Tradiciones, tradiciones, siempre tradiciones. Son esas costumbres que nos han dictado nuestros antepasados y que imponen un ritual repetido con cierta asiduidad. Sin ellas, el pueblo judío se vería notablemente alterado en su identidad, perdería parte de su esencia y, desde luego, ¿quién sabe? Tal vez Dios permitiría que el cielo se desplomara sobre nuestros pecados y entonces ya no quedaría nada de nosotros. Quizá por castigo, quizá por venganza. Eso no le corresponde decidirlo al hombre.
Luego está esa otra tradición que interfiere en todas las demás. El amor. Esa cosa prescindible que solo aparece cuando el roce se hace costumbre y, por tanto, se convierte en tradición. Los jóvenes de ahora quieren casarse por amor. ¿Lo han leído bien? Qué tontería. El impulso juvenil les impide ver con claridad que nuestra vida, sin tradición, sería tan difícil como el equilibrio de un violinista en el tejado. A Dios solo le interesan las peticiones humildes. El trabajo, el esfuerzo, la salud de mi zopenco…todo eso son cosas que él escucha. No le interesan los deseos de convertirse en hombres ricos que a todos nos atenaza, queriendo ser respetados por nuestro dinero, ensalzados por nuestra palabra sostenida por una posición de privilegio. Él quiere que la madre se encargue de las cosas propias de las madres, que los padres traigan el fruto de su sudor a casa, que los hijos ayuden en las tareas y aprendan lo que les aguarda en la vida adulta. Dios, desde luego, no juega a los dados. Y el amor, perdónenme que les diga, es una partida de dados continua.

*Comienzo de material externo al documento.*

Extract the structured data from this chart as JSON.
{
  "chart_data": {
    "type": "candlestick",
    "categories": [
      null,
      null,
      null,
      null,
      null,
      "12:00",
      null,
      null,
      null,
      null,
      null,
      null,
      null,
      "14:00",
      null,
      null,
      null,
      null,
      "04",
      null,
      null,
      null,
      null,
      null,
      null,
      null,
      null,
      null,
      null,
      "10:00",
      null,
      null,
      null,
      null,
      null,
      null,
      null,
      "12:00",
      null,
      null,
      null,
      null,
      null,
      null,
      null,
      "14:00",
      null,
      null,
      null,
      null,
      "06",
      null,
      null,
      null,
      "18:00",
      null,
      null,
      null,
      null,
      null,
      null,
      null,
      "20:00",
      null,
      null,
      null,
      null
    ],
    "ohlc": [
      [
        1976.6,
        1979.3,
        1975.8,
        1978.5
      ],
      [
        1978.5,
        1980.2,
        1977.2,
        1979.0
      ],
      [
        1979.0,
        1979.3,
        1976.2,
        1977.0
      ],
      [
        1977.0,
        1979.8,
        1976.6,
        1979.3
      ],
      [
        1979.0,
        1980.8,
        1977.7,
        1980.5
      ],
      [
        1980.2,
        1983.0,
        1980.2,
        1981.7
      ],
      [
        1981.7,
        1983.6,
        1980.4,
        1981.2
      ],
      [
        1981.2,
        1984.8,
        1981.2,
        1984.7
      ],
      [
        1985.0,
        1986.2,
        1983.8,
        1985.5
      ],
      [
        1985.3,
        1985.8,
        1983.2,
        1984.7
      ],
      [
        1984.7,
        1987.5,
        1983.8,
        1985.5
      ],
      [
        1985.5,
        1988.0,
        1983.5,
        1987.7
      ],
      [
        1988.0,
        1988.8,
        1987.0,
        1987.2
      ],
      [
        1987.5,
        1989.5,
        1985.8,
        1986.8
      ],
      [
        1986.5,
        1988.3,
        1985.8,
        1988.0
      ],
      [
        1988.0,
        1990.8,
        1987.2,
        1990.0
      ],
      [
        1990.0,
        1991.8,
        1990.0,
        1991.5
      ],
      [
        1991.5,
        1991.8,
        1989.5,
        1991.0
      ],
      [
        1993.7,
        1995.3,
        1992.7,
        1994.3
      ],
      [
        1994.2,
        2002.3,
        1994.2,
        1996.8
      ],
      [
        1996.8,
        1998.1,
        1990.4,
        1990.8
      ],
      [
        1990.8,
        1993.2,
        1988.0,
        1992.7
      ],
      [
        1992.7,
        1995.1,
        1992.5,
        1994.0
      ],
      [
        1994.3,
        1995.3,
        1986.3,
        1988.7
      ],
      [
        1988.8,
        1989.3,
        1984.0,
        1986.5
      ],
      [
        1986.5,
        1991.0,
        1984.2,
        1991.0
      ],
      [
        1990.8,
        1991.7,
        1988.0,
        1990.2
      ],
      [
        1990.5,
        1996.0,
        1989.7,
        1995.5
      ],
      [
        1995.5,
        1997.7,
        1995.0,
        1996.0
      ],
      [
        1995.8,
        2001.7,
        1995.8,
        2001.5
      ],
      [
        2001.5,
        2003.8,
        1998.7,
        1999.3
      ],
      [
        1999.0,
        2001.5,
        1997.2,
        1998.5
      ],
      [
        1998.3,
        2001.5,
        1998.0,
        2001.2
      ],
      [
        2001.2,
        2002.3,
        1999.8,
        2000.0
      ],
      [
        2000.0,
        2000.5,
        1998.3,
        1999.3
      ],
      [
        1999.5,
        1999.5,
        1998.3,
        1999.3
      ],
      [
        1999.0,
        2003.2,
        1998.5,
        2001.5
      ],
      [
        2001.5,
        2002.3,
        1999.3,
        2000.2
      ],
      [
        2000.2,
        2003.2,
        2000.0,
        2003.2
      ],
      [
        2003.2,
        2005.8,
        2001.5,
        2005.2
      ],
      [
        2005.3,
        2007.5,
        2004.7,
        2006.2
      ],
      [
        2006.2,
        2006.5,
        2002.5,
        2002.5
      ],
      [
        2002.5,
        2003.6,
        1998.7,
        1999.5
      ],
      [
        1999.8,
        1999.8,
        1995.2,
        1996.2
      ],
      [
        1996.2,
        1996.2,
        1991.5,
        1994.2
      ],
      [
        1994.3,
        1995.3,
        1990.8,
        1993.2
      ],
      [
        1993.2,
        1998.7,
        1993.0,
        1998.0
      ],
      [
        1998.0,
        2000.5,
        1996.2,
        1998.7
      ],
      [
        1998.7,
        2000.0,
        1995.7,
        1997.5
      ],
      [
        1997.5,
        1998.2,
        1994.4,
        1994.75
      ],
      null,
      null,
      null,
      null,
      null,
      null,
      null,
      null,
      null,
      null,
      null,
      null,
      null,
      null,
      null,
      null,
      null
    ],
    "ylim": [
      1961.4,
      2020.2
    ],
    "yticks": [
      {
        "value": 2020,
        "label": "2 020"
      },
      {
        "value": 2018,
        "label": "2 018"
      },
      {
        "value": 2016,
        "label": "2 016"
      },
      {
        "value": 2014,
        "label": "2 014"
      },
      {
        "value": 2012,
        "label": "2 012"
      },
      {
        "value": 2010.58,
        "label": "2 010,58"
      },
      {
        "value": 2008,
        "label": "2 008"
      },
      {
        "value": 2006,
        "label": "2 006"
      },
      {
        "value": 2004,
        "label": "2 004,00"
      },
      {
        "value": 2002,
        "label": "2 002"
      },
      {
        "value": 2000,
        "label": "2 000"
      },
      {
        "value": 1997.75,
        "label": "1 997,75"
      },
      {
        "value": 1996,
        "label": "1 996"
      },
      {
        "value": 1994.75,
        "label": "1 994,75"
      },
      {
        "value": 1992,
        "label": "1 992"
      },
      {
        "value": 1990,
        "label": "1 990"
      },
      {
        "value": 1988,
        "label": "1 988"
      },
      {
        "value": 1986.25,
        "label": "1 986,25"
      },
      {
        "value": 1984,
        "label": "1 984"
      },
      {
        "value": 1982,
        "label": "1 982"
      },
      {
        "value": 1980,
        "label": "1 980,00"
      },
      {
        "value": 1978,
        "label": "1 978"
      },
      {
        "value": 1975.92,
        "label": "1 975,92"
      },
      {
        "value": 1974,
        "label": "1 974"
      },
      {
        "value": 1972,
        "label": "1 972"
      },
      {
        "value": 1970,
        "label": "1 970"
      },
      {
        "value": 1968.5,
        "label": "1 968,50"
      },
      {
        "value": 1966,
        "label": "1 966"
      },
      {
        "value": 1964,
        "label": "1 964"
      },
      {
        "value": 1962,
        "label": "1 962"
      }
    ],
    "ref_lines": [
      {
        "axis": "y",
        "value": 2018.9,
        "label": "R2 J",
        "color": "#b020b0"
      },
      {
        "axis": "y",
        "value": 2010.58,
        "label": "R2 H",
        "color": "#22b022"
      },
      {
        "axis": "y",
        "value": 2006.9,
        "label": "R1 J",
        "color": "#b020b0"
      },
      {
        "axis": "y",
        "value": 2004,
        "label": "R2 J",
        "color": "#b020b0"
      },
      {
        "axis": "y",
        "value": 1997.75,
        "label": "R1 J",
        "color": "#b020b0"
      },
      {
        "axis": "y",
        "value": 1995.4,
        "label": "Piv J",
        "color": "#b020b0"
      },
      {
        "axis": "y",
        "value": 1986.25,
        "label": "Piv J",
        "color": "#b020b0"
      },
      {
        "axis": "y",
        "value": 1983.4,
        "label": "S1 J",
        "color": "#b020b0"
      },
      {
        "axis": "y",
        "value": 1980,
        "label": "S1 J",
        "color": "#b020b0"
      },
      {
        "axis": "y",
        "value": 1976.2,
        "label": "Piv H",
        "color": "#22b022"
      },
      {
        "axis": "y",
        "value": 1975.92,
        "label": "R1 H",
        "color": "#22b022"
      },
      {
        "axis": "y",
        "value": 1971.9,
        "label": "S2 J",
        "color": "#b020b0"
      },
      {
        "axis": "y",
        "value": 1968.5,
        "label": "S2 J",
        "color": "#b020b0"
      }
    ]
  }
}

Y luego, por supuesto, está la vida. Esa vida cicatera que nunca regala nada aunque, en ocasiones, pensemos que sí. La vida, de hecho, solo se preocupa de quitarte lo que te has ganado a pulso. Los políticos persiguen a los que les conviene. La gente vitorea porque les dicen que lo hagan. El destierro es la pena del corazón que obliga a dejar atrás todo por lo que se ha luchado. Pero, eso sí, siempre llevaremos con nosotros las tradiciones. Esas no nos abandonan por mucho que lleguemos a sufrir. Incluso en el destierro, el violinista bajará del tejado, pondrá su instrumento debajo del brazo y nos seguirá a donde quiera que vayamos. Y que la vida se vaya a hacer…perdón, perdón…
Extraordinaria la música de Jerry Bock y Sheldon Harnick orquestada por John Williams e interpretada con los fantásticos solos de violín de Isaac Stern, El violinista en el tejado es una radiografía viva de la pobreza que contrasta vivamente con el optimismo y la fuerza de unos seres que luchan por conciliar la tradición con la que han crecido con los dictados del corazón. La coreografía inspirada en los bailes de Jerome Robbins irradia carácter y dificultad, como el impresionante baile de la botella, que sella la unión de la hija mayor de Tevye, el protagonista, maravillosamente interpretado por Chaim Topol en el que es el mejor papel de toda su carrera. A pesar de la distancia física y cultural que nos separa de los entrañables personajes, hay algo en toda ella que nos indica la casi insalvable dificultad que suponen nuestros prejuicios y nuestros esquemas mentales que anteponen la seguridad a la felicidad. Y todo debería ser al revés. La vida, esa malvada cicatera, es tan sencilla como eso.